Having more fun in snow with the fat e-bike
Having more fun in snow with the fat e-bike
Winter is almost over, but spring conditions in certain parts of the country are a great time to get the kids out for some last minute snow adventures since it is generally warmer. Riding the fat e-bike is also a great alternative activity for families who travel to the mountains for spring break, but don’t have the legs for seven straight days of skiing.
But riding this bulky bike will inevitably encounter a lot of trouble, here are some tips I’ve collected to help you avoid various problems and get more fun riding in the snow.
1) Charge your battery to 100% before you go out
Charge everything to 100% and if it’s been sitting on the charger for more than 24 hours, unplug it, wait a minute and plug the charger back in, to top the battery off.
2) Keep your ebike & battery nice and warm before you go out
Lithium batteries can lose up to half of their capacity when they are really cold. So, push your bike inside after each ride to avoid the worst things that can happen: frozen bearings, derailleurs, brakes and chains.
3) Point the front wheel where you want to go but don’t expect to get there :
Depending on the snow conditions your front tire might go where you want or it might go somewhere else.
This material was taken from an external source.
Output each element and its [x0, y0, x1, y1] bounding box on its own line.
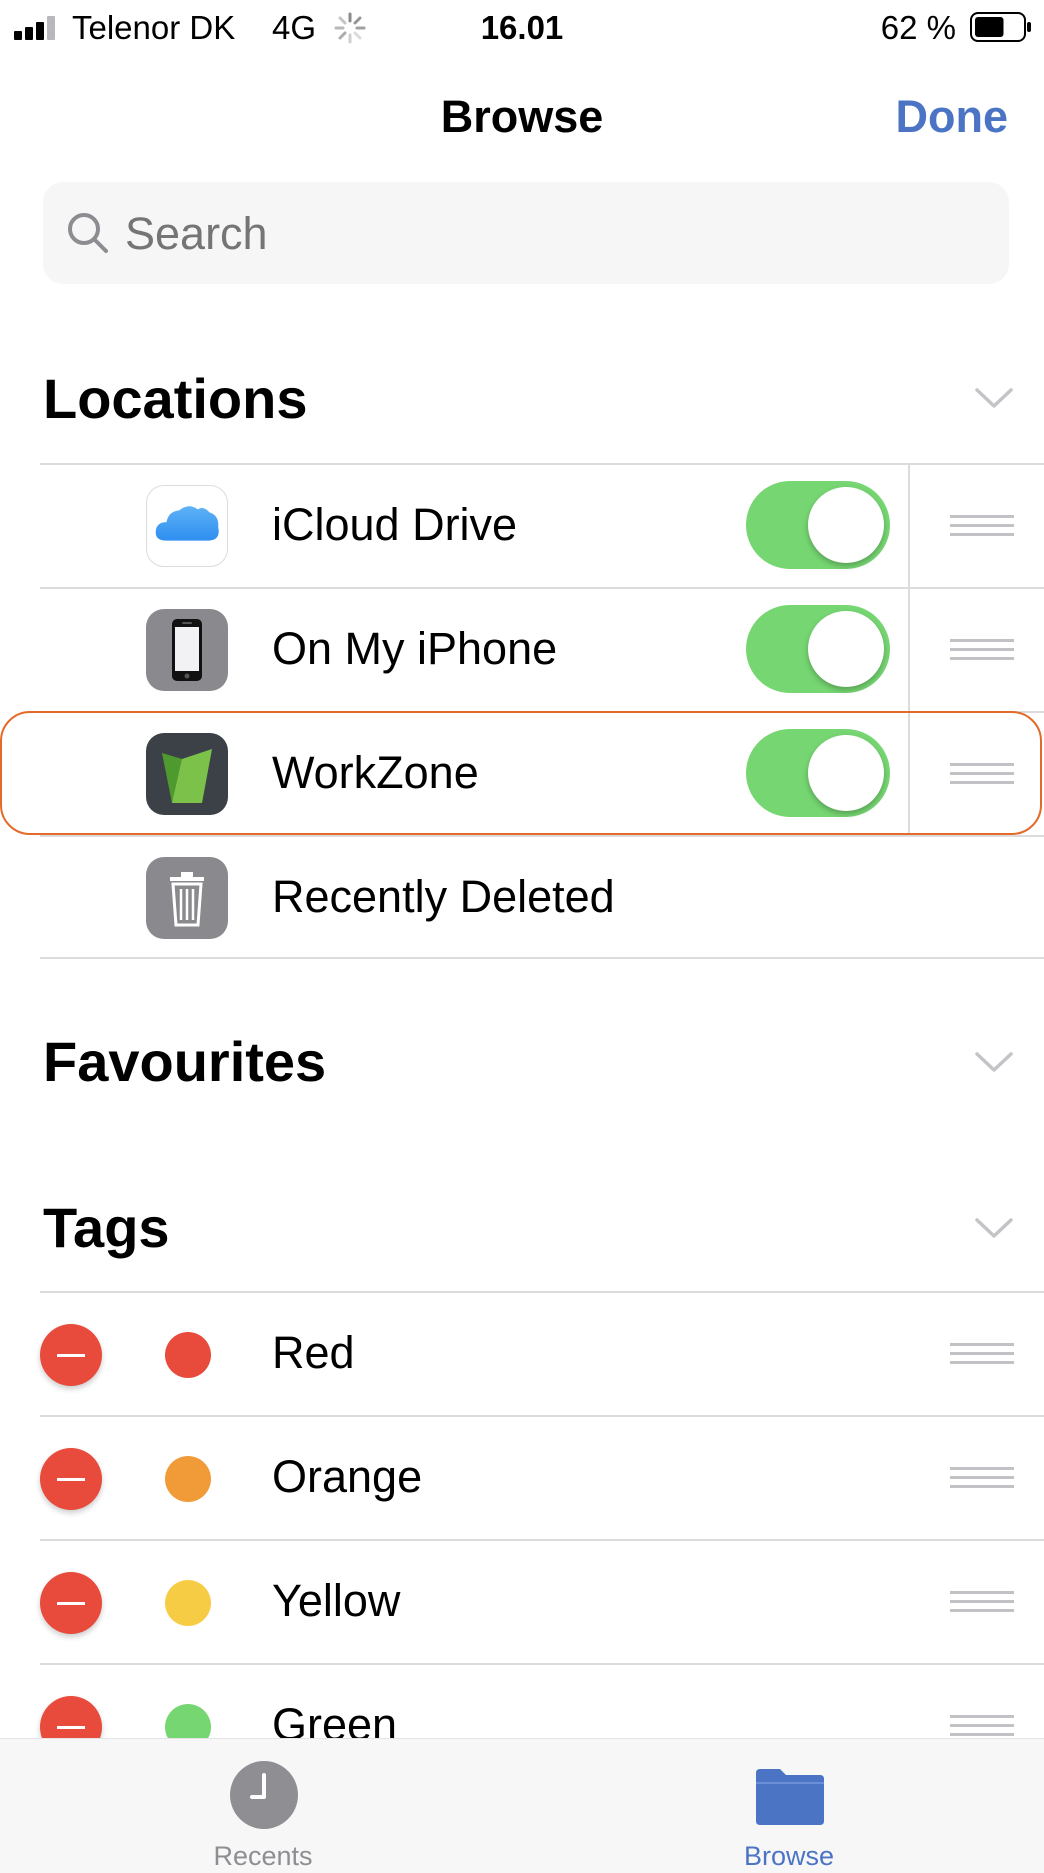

Keep your body loose and prepare to compensate and constantly redirect the bike. If your body position is straight up and down and you turn the front wheel violently it will tend to slide straight. If you’re trapped in a deep frozen rut and try to steer out of it the bike will most likely just follow the rut.
4) Think of the whole riding experience as controlled skidding
After a while, you learn to predict where the back wheel will go (it will always slide downhill and opposite the direction the bike is leaned over in) and do appropriate leans and slides to get the bike pointed where you want it to. I never ever use the front brake and only the back.
If you want to slow down and the rear brake is not working because it is wet from all the snow and Ice just head for the fresh powder and the bike will slow down pretty fast on it’s own. If you squeeze the front brake hard then you are almost guaranteed a wipeout.
5) Speed is your friend
The rotational stability from the wheels adds dramatically to the stability of the bike as a whole. The faster you go the more the fatty will ride up on the snow and the easier it will be to get it to go where you want it to. When there are no trees , open up the throttle and slide all over the place, when the trees are tight I take it easy and try to keep everything together.
It helps to forget about pedaling and just put all your weight on one foot and use your inside foot as stability to slide around corners with like motocross guys do. Don’t look at the trees, look at the open spaces that you want to go. This is particularly important when you lose control.
6) Park your car at the lowest point
When stuff breaks (it will) or your battery dies it’s much easier to limp home when your car is at a lower elevation than you. Start low and burn up your battery getting up the hills than coast back down.
If you don’t have enough power then follow the groomed snowmobile trails or roads up then cut through the powder on the downhill. Going downhill in deep powder takes MUCH less power than going uphill in deep powder.
7) No matter how much power you have, it won’t be enough
Power is addicting and when you are pushing the limits of the motor/batteries in deep, wet snow you quickly learn that when you need it you’ll use every watt you can squeeze out of your system. In foot-deep snow when you slow down and stop your back wheel will quickly sink down to the earth.
You will have to lift your weight off the seat and slowly spin the tire to get it to climb back out again of the snow so you can get going again.
8) Want less wheelies? Keep your weight on the pedals not the seat :
High power ebikes want to wheelie all the time whenever you tap the throttle. When you keep the weight on one of the pedals the bike will tend to be more controllable and less like a bucking bronco.
9) Lube the chain before every ride
10) Transport your bike inside your car
Road salt will destroy your rotors and chain if you use an external bike rack in the winter. If you take the front wheel off and put the back seats down you can generally fit the fatty into most normal car trunks. Get a $300 winter rat so your nice car doesn’t rust out and use some rubber floor mats to collect the snow and slush.
11) Tire pressure is everything
If you’re not having a good time in the snow it’s probably because your tire pressure is too high. When in doubt let it out. You should not be running over 10psi, the optimal pressure to be between 5-8psi.
The front tire can use lower pressure because there is very little weight on it most of the time, the rear tire should have enough pressure to not get pinch flats. Analog gauges are inaccurate at low PSI, Digital gauges are the way to go.
12) Fancy pedals are just no good
Expensive aluminum or plastic pedals tend to ice up and your feet will slide right off when you least expect it. Go with the cheap, heavy metal bear claws, they are worth the chewed up shins. Forget about the clips, you’ll need to use your feet to catch the bike from sliding out from under you at almost every turn.
E fat biking takes time to learn, and it takes a hell of a lot of practice to get good, but once you get it, there really is nothing quite like it.